Cimetière de Loos-en-Gohelle dans le Nord de la France. — Michel Spingler/AP/SIPA

2015 marque le record de décès depuis 1945. En effet, l'année dernière, 594.000 personnes sont décédées en France, soit 6,1% de plus qu'en 2014, selon des chiffres publiés jeudi par l'Insee. Il s'agit du niveau le plus élevé depuis l'après-guerre. Pourquoi cette surmortalité?

Les baby-boomers arrivent à l'âge critique

Cette forte hausse s'explique d’abord par un facteur structurel : les premières générations de «baby-boomers» arrivent à des âges où le risque de décéder est plus élevé. En 2014, les personnes nées en 1946 avaient 68 ans. Dans l'ensemble de l'année, les plus de 65 ans ont représenté 83% des décès. Cette tendance devrait donc se poursuivre les années suivantes.

Un hiver meurtrier

Mais des «événements conjoncturels» sont aussi en cause, précise l'Insee. Notamment la grippe au premier trimestre 2015. En effet, l’épidémie catastrophique en 2014-2015 avait provoqué la mort de 18.300 personnes de plus que d’habitude, soit 10 fois plus que les années précédentes selon Santé Publique France. Les personnes âgées de 65 et plus ont représenté 90% de ces décès supplémentaires par rapport à la normale. Résultat, le pic de décès des mois de janvier à mars a été particulièrement important en 2015 par rapport à d’autres années récentes. En janvier, l’Insee a constaté que 240 décès supplémentaires par rapport à l'année précédente sont survenus, en février 380 et en mars 180.

 

Grippe: «Le vaccin ne protège pas contre l’épidémie, mais contre la mortalité»

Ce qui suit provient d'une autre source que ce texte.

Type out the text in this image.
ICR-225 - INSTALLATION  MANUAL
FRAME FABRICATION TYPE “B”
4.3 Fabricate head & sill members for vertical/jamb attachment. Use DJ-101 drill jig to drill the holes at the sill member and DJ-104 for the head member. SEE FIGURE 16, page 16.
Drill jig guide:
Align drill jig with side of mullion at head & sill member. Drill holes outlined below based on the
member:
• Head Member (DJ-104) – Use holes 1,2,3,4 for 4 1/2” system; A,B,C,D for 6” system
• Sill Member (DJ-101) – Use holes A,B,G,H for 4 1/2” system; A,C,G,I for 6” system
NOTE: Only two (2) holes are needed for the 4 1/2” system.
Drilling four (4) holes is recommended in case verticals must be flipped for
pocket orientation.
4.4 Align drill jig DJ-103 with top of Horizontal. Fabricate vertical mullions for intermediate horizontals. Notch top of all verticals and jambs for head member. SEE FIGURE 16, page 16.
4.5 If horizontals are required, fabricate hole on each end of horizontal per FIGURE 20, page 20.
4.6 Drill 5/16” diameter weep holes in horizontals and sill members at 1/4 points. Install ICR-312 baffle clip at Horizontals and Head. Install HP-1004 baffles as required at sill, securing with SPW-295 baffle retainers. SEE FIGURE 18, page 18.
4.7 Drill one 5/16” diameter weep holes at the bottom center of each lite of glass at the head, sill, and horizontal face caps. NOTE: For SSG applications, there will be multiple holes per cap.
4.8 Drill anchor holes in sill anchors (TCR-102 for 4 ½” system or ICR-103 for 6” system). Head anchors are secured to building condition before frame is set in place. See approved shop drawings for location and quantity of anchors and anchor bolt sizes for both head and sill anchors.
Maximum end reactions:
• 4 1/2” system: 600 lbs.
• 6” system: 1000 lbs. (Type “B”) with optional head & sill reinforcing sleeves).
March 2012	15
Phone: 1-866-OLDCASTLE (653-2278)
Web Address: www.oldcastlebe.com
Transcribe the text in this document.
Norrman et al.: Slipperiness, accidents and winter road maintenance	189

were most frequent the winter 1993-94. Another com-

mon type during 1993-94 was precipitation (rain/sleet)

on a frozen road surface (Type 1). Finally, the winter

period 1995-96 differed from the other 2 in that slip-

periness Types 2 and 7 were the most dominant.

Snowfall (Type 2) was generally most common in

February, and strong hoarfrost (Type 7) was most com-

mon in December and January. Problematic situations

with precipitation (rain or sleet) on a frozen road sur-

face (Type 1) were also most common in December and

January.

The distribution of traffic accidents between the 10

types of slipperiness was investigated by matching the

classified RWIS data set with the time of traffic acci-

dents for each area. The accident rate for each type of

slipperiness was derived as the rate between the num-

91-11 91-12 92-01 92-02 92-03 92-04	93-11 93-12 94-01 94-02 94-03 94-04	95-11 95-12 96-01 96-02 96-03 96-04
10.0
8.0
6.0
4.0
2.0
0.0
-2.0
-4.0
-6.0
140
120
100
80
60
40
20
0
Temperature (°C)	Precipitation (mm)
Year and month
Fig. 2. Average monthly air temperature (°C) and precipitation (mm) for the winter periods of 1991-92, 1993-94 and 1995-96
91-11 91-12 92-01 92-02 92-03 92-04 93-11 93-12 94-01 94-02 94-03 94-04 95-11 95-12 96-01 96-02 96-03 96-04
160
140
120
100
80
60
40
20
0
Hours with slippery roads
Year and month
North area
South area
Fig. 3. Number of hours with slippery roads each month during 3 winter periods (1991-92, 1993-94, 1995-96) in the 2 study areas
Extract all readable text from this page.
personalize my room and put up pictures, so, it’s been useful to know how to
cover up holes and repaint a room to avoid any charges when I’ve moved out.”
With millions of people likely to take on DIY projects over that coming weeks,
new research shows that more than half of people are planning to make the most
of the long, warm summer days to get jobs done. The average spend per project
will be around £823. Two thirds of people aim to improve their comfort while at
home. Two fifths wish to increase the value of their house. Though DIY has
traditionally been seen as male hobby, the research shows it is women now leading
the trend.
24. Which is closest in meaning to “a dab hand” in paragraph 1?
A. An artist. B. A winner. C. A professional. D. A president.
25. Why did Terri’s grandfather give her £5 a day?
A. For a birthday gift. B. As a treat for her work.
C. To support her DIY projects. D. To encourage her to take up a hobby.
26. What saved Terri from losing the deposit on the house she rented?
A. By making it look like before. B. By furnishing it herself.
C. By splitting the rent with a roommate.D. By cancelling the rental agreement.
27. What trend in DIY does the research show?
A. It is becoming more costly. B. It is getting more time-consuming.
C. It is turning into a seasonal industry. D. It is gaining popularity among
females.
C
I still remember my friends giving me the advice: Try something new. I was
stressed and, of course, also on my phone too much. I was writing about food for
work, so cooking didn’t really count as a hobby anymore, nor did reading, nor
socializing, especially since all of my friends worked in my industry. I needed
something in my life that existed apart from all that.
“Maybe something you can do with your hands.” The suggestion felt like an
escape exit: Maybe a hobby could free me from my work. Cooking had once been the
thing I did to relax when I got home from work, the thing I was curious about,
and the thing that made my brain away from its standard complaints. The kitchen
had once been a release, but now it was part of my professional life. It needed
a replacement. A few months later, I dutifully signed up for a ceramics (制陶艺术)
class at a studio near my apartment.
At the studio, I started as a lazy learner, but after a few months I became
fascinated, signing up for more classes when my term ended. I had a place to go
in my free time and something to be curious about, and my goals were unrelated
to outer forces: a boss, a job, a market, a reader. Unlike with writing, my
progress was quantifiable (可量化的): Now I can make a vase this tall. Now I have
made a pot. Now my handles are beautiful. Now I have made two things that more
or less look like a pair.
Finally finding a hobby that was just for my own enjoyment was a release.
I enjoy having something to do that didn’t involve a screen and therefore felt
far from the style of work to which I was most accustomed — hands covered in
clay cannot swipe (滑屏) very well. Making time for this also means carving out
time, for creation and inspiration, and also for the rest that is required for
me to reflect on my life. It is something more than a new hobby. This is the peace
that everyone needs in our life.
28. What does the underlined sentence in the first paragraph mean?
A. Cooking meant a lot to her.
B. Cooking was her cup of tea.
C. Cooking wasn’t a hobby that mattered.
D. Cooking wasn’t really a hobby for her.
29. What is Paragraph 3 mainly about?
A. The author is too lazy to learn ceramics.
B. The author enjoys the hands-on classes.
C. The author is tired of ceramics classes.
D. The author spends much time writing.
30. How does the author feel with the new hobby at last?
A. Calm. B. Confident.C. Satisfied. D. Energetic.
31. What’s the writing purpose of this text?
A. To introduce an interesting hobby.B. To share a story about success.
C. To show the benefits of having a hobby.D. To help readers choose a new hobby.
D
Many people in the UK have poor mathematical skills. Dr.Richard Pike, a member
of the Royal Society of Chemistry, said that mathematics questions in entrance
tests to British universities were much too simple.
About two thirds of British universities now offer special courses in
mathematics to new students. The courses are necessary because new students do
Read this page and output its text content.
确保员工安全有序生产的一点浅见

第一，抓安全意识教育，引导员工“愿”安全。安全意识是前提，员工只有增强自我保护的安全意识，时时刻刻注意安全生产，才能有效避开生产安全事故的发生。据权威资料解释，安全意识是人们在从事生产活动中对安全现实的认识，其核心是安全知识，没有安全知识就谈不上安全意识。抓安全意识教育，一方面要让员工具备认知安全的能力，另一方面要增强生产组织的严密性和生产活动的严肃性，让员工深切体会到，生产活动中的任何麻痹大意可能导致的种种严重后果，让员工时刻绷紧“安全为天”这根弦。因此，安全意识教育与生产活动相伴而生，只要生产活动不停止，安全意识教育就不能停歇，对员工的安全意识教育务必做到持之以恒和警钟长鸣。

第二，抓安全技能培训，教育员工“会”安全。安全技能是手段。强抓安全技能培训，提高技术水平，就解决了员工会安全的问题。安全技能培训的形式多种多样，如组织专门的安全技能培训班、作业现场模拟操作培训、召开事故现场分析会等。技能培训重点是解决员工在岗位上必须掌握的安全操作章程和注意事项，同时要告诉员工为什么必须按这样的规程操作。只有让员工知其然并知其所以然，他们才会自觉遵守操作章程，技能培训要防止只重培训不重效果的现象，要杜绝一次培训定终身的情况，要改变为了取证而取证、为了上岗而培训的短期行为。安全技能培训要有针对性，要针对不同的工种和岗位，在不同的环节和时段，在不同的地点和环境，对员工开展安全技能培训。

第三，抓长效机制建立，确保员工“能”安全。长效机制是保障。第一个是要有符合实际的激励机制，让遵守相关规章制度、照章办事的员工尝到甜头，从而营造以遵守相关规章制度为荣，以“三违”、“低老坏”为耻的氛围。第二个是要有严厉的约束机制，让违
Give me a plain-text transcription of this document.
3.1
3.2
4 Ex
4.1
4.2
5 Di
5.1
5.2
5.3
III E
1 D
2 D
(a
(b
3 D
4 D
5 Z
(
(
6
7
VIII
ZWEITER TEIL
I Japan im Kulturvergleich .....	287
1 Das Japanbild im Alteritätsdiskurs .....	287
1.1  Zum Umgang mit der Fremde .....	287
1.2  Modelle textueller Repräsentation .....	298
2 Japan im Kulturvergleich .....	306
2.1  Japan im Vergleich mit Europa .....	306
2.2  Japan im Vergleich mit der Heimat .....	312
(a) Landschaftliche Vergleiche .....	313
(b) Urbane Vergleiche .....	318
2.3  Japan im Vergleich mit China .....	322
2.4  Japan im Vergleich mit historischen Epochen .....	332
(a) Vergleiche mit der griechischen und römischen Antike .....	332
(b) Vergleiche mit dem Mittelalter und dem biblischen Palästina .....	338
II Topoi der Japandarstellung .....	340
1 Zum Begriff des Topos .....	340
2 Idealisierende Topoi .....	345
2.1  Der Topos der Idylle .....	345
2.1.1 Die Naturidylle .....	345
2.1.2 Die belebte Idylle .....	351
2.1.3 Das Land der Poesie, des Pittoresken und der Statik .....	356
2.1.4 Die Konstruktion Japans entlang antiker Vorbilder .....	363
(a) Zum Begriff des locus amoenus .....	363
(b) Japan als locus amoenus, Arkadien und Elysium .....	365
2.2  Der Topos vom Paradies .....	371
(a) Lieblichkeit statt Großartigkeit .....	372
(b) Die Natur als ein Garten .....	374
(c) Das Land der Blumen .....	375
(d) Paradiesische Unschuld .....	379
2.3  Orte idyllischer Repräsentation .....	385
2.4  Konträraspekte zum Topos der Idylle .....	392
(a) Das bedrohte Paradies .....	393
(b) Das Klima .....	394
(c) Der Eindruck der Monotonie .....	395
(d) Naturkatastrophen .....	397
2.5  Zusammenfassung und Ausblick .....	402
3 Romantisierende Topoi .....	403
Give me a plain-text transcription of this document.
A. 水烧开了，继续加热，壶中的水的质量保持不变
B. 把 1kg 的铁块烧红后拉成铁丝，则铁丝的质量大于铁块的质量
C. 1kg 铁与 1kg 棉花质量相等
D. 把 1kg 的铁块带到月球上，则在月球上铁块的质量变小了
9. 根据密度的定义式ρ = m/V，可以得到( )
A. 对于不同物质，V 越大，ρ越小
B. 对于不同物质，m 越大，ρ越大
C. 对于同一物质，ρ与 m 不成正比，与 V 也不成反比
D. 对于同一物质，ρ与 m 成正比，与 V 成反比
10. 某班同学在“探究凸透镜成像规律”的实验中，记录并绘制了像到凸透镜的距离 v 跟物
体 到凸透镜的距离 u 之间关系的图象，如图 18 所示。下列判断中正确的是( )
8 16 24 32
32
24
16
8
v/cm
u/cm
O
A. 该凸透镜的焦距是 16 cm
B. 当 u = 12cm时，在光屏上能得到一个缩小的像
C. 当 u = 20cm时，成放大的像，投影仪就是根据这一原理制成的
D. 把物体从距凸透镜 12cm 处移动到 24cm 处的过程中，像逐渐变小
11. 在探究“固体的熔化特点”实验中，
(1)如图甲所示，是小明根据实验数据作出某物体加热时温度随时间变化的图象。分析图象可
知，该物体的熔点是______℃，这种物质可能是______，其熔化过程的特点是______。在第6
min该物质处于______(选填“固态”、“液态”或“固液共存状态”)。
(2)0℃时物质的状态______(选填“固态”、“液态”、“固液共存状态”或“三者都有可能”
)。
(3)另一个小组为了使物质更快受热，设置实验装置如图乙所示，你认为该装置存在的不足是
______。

Comme on peut le remarquer sur ce graphique, les mois d'hiver sont les plus meurtriers depuis la Deuxième guerre mondiale. Mais en 2015, cette courbe en U s'est un peu aplati car plusieurs épisodes de canicule en juillet et en août et une vague de froid en octobre ont provoqué davantage de décès qu'en 2014.